Oui, il se situe dans la continuité d’un projet apparu au début des Temps Modernes. Mais on peut se demander : sommes-nous vraiment, sommes-nous entièrement modernes ? N’y a-t-il pas en nous quelque chose qui échappe au projet moderne auquel pourtant nous nous identifions ?  Certes, nous nous proclamons individualistes, libres, émancipés, mais nous continuons à exister, comme êtres sociaux, comme être religieux, comme êtres charnels, comme ancrés dans une tradition, même si nous ne le savons pas. Certains pourraient dire : « encore un effort pour être vraiment modernes », mais on peut estimer au contraire que ce décalage n’est pas un fatal retard à rattraper, mais un élément d’espoir. Quelque chose dans la nature humaine résiste. L’espoir réside donc dans la contradiction entre ce projet de fabrication d’un homme nouveau et la réalité humaine, qui contient des ressources que nous ne soupçonnons peut-être pas. Pourtant, cet espoir n’est nullement une certitude.

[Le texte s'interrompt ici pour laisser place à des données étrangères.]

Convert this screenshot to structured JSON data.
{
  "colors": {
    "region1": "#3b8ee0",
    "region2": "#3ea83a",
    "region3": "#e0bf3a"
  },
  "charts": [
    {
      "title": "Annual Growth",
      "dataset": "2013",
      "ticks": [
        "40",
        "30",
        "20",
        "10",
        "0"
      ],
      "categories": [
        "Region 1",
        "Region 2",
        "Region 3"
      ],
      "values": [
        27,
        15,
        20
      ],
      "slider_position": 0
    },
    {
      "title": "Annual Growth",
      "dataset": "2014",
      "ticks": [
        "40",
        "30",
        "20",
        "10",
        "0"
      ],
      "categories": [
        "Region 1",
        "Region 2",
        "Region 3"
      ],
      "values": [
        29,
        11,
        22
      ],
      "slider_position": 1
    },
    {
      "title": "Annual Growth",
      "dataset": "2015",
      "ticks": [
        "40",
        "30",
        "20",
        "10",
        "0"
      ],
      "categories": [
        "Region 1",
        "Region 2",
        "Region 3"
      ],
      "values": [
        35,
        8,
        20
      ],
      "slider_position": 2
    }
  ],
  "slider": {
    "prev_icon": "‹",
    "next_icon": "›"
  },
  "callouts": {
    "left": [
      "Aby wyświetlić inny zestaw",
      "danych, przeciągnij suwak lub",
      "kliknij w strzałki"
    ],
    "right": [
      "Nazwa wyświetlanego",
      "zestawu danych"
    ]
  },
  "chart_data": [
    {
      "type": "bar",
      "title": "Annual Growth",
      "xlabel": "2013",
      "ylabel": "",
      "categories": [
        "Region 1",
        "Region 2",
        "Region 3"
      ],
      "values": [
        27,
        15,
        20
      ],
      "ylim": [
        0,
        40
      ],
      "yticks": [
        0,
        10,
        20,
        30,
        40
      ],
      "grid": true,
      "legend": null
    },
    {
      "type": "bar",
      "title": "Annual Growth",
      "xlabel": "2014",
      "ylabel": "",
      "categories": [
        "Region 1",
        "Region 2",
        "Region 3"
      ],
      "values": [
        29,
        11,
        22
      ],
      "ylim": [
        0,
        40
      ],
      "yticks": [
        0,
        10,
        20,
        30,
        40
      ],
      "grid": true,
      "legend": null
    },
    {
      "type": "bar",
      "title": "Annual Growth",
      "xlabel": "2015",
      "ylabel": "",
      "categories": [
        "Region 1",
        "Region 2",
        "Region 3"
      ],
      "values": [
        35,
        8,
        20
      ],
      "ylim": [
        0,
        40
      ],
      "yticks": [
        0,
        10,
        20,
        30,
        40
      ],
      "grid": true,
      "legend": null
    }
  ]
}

Car les partisans de ce prométhéisme déchaîné développent un projet de plus en plus cohérent et radical, si bien que les poches de résistance qui se situent dans les tréfonds mêmes de la nature humaine pourraient bien se réduire.

 

J’aime bien ce terme de « ressources ». Mais son sens est ambigu. Il peut désigner ce qu’avait bien perçu Heidegger : une vision consistant à voir le monde – aussi bien la nature que la société - comme un stock de ressources disponibles. L’écologie tend à reprendre à son compte cette vision, dans sa mise en garde contre l’épuisement des ressources naturelles. Mais il y a aussi ce que j’appelle les « ressources de sens » telles les ressources de la langue, de ses richesses. Avec l’idée, dans les deux cas, que l’on puise dans quelque chose qui nous précède, que nous avons reçu, qui peut s’épuiser. Ces ressources sont fragiles, elles peuvent disparaître. Nous n’avons pas seulement la « responsabilité » morale de les cultiver ; il faudrait que nous le fassions en une forme d’amour.

 

Pour conclure et résumer tout cela, je dirais ceci : l’esprit conservateur qui est à redécouvrir ne doit pas être compris comme un retour exalté à la tradition et aux « valeurs anciennes » ; il consiste en un scepticisme quant aux bienfaits absolus du progrès, en une confiance raisonnable dans la nature humaine, en un souci de préserver les ressources de sens qui ne sont pas encore taries et un désir de reconstruire ce qui a été bêtement détruit.